Depression and Suicide

Leave it to a bunch of stoners to have real compassion...doesn't surprise me a bit! You guys that gave a few bucks to misterharpy hats off guys. That's seriously cool.
Good luck misterharpy, hope things are looking up for you already!
 
I never thought when opening this thread that we would actually help someone, I knew we would help mentally but for the,guys who gave $$ . It just blows my mind how awesome this site is. This shit should be on the news imagine the headline.

POT SMOKERS HELP OUT MAN IN NEED THROUGH DONATIONS..

Amazing
 
I never thought when opening this thread that we would actually help someone, I knew we would help mentally but for the,guys who gave $$ . It just blows my mind how awesome this site is. This shit should be on the news imagine the headline.

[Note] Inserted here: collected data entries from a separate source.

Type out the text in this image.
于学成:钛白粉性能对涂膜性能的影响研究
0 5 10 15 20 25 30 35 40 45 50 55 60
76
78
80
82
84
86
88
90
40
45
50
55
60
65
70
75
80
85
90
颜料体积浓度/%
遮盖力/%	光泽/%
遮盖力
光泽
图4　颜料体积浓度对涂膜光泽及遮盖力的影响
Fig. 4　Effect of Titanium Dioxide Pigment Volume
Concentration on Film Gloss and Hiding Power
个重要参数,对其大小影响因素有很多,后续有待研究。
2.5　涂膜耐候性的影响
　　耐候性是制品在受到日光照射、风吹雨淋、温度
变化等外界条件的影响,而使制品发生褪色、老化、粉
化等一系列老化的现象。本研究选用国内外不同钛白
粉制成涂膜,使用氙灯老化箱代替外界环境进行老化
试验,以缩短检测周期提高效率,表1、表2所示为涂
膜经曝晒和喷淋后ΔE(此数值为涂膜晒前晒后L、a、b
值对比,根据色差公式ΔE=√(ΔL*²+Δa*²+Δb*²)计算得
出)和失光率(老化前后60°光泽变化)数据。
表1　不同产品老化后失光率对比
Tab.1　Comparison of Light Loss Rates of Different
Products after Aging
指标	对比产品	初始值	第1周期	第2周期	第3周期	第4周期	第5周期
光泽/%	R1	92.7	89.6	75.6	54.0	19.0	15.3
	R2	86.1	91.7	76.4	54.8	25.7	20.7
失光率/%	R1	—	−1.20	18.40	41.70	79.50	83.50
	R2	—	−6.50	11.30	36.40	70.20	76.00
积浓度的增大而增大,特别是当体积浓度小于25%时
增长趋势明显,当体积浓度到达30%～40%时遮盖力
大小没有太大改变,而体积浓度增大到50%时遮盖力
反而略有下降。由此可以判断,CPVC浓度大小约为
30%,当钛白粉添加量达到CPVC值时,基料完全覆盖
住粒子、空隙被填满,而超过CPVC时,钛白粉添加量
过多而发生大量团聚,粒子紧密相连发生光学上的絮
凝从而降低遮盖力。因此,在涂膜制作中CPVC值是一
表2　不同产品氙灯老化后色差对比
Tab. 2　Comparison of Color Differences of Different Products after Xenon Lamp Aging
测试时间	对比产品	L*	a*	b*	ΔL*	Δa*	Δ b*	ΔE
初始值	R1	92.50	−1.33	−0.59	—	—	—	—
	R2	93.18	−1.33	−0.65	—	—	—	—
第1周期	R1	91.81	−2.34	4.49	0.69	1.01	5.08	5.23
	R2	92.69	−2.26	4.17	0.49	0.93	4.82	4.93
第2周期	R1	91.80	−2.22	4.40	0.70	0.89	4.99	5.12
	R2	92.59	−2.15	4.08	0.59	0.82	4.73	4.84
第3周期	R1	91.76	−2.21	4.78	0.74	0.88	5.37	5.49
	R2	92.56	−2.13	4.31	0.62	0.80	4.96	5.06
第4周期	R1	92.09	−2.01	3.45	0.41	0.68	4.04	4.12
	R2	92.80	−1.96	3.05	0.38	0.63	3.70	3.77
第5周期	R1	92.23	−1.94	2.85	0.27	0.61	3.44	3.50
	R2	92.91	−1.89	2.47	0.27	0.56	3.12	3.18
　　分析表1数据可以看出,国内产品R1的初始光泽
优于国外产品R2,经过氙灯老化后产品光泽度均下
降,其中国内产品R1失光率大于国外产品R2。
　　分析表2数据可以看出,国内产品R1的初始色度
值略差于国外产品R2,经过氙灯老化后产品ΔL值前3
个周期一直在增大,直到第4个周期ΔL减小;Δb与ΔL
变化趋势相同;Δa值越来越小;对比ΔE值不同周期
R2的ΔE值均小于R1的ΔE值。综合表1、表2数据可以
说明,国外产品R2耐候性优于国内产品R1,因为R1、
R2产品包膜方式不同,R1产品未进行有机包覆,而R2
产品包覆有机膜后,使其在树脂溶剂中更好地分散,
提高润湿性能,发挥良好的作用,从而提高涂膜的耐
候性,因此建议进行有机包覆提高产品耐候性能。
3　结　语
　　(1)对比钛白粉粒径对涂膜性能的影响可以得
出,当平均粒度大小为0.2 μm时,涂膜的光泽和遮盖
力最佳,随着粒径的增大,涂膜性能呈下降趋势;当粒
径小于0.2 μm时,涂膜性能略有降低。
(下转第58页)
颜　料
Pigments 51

POT SMOKERS HELP OUT MAN IN NEED THROUGH DONATIONS..

Amazing

Doesn't fit in with the general stereotype of stoners. But in my experience it is a perfect representation of this community.
 
Amazing night. Get out and live people!

I got double vision.. Lemon haze rocks.

Hows our buddy doing?
 
Thanks for asking guys, read on what some of you guys posted. And guys whether big or small what I learned is that by just talking about it or letting it out in the open, it can tremendously help, so don't back out just because you might not think it's a big problem. Instead talk about it, keeping it bottle in doesn't help, I've been walking around and thanks to Mr Toby on here I talked to a person on craigslist and let him know that I would be able to pay for half a months of rent and would pay when I get my job, he hesitated but said as soon as he runs a background check on me he will let me know. I have no record so it should be good, I opened up the engine and one of the heads is completely mulled up, pieces of metal everywhere the engine completely seized so there is nothing left of it. I will have to replace it, I can do the labor so I lucked out on that, now its just about finding the engine, found one on craigslist and am trying to talk to the guy to barter it, I would do any kind of home work or car work, he is very hesitant but says if no one buys it in 2 weeks he will do it. I just hate waiting specially if I wait and then someone buys it. It's looking a bit brighter now but it's still a daily struggle. Which is why I'm so thankful of you guys. Listening to me and lending a hand. Thank to Mr Toby I can pay half a month of rent. And I'm glad my seeds that I sent popped freedom. Nice to know there's still some of my seeds out there living and carrying on
 
I just feel my ptsd kicking in and my anxiety is jumping in I feel like I just can't do this anymore I'm so close to just giving up this woman I had been seeing that says she loved me more than anything is saying she has so many moral obligations to cannabis she can't be with me anymore she says it's just so bad for you it's like she used it as a scapegoat to try and get out and I don't understand it she says it's my fault that all the bad that happens to me is a reaction from God as push mentioned for my actions. I just don't understand what I have ever done to the world. What did I do when I was young and the abuse from my teachers and class mates started in 3rd grade what did I do to deserve that what did I do to deserve messed up vision what did I do to be lied to and betrayed by everyone I've ever known I don't understand this I feel like it's just to much and I need out if I had alcohol right now I'd get shit faced drunk and blow me head off this is stupid why can't something just for once go right. I have a shit job making about 50 bucks a month I have nothing no car no money I can't even freaking leave I just don't know what to do.